There are, of course, cautions to be made in the interpretation of these data, including some potential genetic confounders. Some people are born with genetic backgrounds that make them potentially more sensitive to stress. There are also people born with predilections toward addictions of many kinds, including alcoholism. How these genetic backgrounds are related to each other and what that relationship has to do with the NK1R-blocking studies is not known. Indeed, alcohol dependence itself can certainly produce stress, but if you are more stress-sensitive, does that add an additional variable to these data?
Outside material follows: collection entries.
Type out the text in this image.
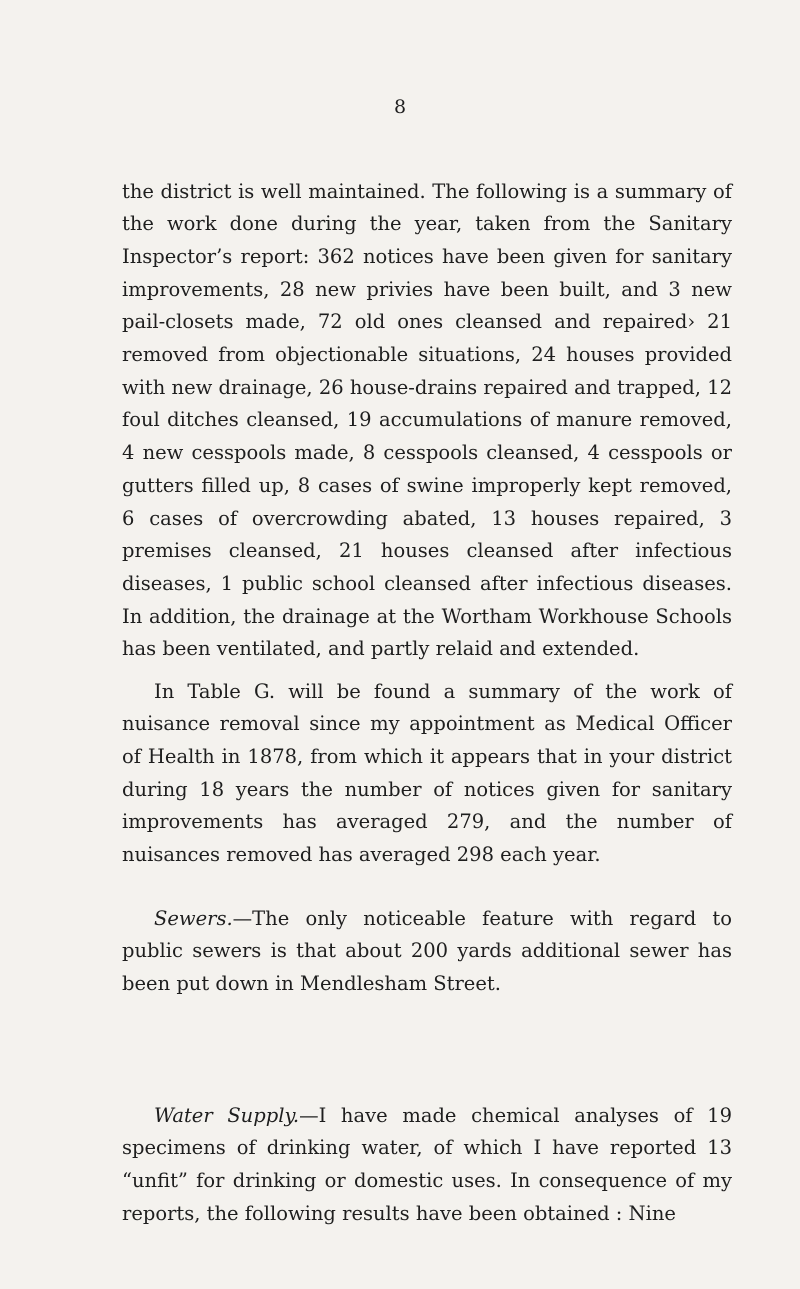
8

the district is well maintained. The following is a summary of the work done during the year, taken from the Sanitary Inspector’s report: 362 notices have been given for sanitary improvements, 28 new privies have been built, and 3 new pail-closets made, 72 old ones cleansed and repaired› 21 removed from objectionable situations, 24 houses provided with new drainage, 26 house-drains repaired and trapped, 12 foul ditches cleansed, 19 accumulations of manure removed, 4 new cesspools made, 8 cesspools cleansed, 4 cesspools or gutters filled up, 8 cases of swine improperly kept removed, 6 cases of overcrowding abated, 13 houses repaired, 3 premises cleansed, 21 houses cleansed after infectious diseases, 1 public school cleansed after infectious diseases. In addition, the drainage at the Wortham Workhouse Schools has been ventilated, and partly relaid and extended.

In Table G. will be found a summary of the work of nuisance removal since my appointment as Medical Officer of Health in 1878, from which it appears that in your district during 18 years the number of notices given for sanitary improvements has averaged 279, and the number of nuisances removed has averaged 298 each year.

Sewers.—The only noticeable feature with regard to public sewers is that about 200 yards additional sewer has been put down in Mendlesham Street.

Water Supply.—I have made chemical analyses of 19 specimens of drinking water, of which I have reported 13 “unfit” for drinking or domestic uses. In consequence of my reports, the following results have been obtained : Nine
The typical nature/nurture and chicken-and-egg issues need to be addressed in future experiments. Stratifying individuals as to the types of stress they experience and doing so with larger trials throughout will be required to definitively establish the relationship between NK1R, stress, and alcohol dependency.
These cautions do nothing to dampen the power of the findings or the enthusiasm for future experiments. The data illuminate the powerful role continued research with animals has in the study of behavioral issues of importance to mental health professionals who are interested in human motivations. Because of the mice data, there are now clear links between gene, cell, and behavior in this otherwise murky world of alcoholic relapse and stress in humans. Such robust findings are relatively rare in the never-ending quest to characterize the distance between genes and behaviors. Whatever else the data present, you have to admit that these tiny little mammals make quite a flashlight.